Observability & Telemetry

Version: 4.1 Context: Logging, Metrics, and Tracing standards.

1. Structured Logging (Tracing)

We use the tracing crate to emit structured events.

Level	Usage	Example
ERROR	Operator intervention required. Data loss or Service outage.	`Database connection failed`, `Worker panic`.
WARN	Recoverable issues or degraded performance.	`Rate limit exceeded`, `Job retrying`.
INFO	Lifecycle events.	`Server started`, `Job #123 completed`.
DEBUG	State transitions and payload details.	`User authenticated`, `Config loaded`.
TRACE	Hot-path debugging. DISABLE IN PROD.	`Score calculated: 10.5`, `Mutex acquired`.

Every request and background job must be wrapped in a Span.

We expose a /metrics endpoint for scraping.

Metric Name	Type	Description
`keyforge_jobs_active`	Gauge	Number of jobs currently processing.
`keyforge_jobs_total`	Counter	Total jobs submitted (labeled by status: `success`, `failed`).
`keyforge_score_latency_ns`	Histogram	Time taken to calculate a single layout score.
`keyforge_worker_heartbeats`	Counter	Liveness check for connected agents.
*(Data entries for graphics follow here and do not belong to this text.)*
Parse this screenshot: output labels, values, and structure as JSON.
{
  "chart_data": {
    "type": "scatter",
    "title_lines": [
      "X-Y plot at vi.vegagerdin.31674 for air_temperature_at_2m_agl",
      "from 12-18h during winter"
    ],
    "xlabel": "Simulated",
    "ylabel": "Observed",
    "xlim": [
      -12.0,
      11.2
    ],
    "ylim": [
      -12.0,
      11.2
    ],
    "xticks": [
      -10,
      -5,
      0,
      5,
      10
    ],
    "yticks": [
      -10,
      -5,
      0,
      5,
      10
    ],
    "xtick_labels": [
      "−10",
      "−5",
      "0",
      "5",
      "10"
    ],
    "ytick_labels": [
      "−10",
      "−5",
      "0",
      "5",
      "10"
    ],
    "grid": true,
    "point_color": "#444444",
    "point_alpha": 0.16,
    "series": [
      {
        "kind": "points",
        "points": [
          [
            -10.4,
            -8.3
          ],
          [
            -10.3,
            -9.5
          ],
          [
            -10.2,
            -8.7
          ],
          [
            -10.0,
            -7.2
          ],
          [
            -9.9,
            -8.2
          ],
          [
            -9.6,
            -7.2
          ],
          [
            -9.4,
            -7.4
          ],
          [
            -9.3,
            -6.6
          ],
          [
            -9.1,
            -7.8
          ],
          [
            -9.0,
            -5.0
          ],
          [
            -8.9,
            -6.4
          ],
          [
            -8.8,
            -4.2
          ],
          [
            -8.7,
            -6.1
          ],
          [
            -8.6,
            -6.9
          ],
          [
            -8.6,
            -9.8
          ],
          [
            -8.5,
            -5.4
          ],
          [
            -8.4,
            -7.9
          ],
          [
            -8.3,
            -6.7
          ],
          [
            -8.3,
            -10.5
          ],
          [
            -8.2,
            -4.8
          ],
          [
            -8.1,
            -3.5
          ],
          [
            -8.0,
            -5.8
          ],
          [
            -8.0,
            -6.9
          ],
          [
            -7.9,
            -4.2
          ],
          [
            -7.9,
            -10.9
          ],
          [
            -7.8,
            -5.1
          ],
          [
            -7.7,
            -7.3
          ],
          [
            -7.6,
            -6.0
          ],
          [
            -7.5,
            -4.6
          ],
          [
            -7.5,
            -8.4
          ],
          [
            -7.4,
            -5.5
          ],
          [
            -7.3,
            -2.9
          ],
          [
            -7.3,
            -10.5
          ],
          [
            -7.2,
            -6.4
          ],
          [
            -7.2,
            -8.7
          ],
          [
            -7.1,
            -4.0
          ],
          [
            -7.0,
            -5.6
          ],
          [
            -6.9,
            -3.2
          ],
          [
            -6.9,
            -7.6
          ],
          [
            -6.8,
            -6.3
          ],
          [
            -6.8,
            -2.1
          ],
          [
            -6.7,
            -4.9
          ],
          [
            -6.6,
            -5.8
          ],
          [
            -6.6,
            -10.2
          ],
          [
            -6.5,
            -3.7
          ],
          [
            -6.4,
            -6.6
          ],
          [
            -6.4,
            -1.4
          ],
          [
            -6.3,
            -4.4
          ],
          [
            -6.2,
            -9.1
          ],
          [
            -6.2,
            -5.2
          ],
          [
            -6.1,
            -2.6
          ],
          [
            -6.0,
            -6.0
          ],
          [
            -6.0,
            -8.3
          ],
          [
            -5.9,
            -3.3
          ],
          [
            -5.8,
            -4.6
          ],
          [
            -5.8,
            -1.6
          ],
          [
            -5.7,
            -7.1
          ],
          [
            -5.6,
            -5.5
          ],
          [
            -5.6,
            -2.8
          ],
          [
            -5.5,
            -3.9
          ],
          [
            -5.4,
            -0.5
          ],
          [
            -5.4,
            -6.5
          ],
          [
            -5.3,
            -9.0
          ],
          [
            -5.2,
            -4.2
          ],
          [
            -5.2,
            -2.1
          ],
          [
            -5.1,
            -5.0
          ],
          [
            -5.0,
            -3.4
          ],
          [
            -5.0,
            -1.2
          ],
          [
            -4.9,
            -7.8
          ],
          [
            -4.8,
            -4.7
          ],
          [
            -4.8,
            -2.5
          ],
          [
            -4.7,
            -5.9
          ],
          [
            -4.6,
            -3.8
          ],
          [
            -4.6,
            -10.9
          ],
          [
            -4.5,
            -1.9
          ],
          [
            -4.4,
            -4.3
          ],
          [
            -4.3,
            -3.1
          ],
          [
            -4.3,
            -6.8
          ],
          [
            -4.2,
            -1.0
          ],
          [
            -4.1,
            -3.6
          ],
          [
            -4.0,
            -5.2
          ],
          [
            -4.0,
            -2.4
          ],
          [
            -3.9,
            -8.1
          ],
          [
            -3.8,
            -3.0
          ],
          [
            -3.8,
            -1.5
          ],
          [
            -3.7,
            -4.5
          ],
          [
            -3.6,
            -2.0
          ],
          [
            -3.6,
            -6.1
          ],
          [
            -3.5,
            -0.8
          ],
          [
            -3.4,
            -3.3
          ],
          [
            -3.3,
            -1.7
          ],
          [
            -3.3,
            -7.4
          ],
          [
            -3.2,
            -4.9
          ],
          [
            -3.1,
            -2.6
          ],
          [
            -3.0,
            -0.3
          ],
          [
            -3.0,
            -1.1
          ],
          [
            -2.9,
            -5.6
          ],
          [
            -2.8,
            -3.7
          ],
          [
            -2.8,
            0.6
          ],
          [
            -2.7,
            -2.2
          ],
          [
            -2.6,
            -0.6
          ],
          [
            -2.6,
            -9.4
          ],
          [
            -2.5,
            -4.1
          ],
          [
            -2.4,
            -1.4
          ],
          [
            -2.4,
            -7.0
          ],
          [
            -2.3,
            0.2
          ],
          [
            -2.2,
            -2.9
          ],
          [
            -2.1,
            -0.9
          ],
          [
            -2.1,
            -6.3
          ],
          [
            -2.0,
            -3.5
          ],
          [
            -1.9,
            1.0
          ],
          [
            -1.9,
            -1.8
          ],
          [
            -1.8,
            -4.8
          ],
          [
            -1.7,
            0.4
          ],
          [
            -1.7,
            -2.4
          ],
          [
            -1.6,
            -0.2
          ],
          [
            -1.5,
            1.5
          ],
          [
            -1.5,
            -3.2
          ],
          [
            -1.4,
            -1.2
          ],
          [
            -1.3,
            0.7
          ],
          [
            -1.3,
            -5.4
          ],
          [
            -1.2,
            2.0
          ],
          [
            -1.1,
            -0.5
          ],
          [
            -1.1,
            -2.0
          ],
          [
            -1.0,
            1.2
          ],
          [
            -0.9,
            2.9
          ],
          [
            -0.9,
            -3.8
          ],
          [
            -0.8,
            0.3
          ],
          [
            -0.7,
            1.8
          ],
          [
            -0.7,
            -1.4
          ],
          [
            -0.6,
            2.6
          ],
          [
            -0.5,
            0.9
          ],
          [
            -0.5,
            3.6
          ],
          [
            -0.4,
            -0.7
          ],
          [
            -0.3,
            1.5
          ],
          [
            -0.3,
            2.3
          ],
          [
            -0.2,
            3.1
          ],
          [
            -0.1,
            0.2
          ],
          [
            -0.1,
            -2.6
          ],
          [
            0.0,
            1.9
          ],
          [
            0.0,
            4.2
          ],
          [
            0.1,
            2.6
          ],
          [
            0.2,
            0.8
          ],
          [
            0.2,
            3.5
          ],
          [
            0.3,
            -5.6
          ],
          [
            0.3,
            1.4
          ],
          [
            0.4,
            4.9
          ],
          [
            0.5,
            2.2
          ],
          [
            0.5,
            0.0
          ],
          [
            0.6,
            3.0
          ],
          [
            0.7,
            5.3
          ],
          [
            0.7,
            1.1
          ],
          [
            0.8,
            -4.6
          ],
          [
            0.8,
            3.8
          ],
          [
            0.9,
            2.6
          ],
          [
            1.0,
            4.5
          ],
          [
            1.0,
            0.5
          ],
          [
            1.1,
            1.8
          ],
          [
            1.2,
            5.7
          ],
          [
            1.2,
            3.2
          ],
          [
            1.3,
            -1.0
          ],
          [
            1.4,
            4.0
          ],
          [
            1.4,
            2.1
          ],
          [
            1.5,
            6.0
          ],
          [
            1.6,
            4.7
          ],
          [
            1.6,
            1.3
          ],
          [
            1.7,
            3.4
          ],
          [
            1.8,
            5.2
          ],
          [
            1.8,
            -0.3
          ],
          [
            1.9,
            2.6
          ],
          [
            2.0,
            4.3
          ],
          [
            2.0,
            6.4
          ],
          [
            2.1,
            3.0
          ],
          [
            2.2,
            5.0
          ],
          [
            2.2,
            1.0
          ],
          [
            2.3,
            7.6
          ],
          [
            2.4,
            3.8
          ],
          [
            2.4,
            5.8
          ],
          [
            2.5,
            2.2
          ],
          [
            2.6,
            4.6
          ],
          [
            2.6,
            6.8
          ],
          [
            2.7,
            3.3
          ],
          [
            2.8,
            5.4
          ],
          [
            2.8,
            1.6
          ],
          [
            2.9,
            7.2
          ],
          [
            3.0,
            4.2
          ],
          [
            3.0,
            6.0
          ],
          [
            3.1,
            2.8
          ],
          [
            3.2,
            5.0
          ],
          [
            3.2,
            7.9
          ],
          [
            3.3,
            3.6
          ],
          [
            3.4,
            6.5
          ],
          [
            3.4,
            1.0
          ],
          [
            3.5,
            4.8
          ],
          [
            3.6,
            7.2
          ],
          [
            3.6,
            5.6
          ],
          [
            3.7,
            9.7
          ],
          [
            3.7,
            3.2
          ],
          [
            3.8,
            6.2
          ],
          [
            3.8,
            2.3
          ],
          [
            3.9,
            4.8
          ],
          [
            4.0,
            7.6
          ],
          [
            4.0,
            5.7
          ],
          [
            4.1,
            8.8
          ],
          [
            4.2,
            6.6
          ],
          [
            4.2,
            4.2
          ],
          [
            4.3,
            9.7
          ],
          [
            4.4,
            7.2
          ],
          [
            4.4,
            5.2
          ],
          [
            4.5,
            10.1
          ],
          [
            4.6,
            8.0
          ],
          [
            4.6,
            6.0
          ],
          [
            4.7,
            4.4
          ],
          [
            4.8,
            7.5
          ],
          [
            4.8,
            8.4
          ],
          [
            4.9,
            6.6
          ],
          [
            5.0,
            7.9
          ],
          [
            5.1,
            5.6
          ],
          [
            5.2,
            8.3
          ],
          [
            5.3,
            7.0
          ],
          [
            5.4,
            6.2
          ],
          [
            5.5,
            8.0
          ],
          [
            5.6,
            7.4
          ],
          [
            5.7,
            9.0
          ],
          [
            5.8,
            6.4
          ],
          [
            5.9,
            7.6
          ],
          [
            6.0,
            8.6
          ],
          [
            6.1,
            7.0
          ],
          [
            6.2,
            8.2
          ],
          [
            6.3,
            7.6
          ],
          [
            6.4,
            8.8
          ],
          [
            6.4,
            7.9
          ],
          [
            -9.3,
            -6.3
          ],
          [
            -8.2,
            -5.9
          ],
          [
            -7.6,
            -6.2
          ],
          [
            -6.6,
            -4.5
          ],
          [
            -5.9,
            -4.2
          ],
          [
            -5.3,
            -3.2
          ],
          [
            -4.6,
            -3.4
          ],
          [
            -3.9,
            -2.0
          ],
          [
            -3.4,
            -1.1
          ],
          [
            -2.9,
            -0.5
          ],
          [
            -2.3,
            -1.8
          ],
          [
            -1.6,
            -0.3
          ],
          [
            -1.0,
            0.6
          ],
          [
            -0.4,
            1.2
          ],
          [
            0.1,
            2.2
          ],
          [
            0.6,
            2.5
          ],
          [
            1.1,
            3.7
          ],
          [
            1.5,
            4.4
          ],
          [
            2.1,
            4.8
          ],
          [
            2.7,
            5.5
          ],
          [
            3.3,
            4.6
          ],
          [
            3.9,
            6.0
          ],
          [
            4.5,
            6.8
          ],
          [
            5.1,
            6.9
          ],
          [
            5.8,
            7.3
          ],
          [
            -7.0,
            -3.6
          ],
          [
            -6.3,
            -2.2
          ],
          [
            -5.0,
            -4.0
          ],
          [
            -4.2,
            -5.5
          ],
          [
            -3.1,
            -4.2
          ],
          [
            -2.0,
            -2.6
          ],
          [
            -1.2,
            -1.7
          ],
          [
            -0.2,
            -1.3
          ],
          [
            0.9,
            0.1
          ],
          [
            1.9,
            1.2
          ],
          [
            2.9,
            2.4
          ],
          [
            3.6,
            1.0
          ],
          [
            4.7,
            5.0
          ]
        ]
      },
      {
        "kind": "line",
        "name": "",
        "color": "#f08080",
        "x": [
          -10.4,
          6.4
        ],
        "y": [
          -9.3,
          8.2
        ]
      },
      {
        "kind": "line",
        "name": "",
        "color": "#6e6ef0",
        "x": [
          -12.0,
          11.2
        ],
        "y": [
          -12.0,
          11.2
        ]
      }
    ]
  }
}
Liveness: /health/live - Returns 200 if the HTTP server is up.
Readiness: /health/ready - Returns 200 if DB is connected and migrations are applied.

For real-time cluster management without a web browser, we provide a Terminal User Interface.

Cluster Map: Visualizes active Worker Nodes, their CPU load, and current Job ID.
Job Queue: Scrollable list of Pending/Running/Failed jobs with "Kill" and "Retry" actions.
Log Stream: Tailing tracing logs with regex filtering.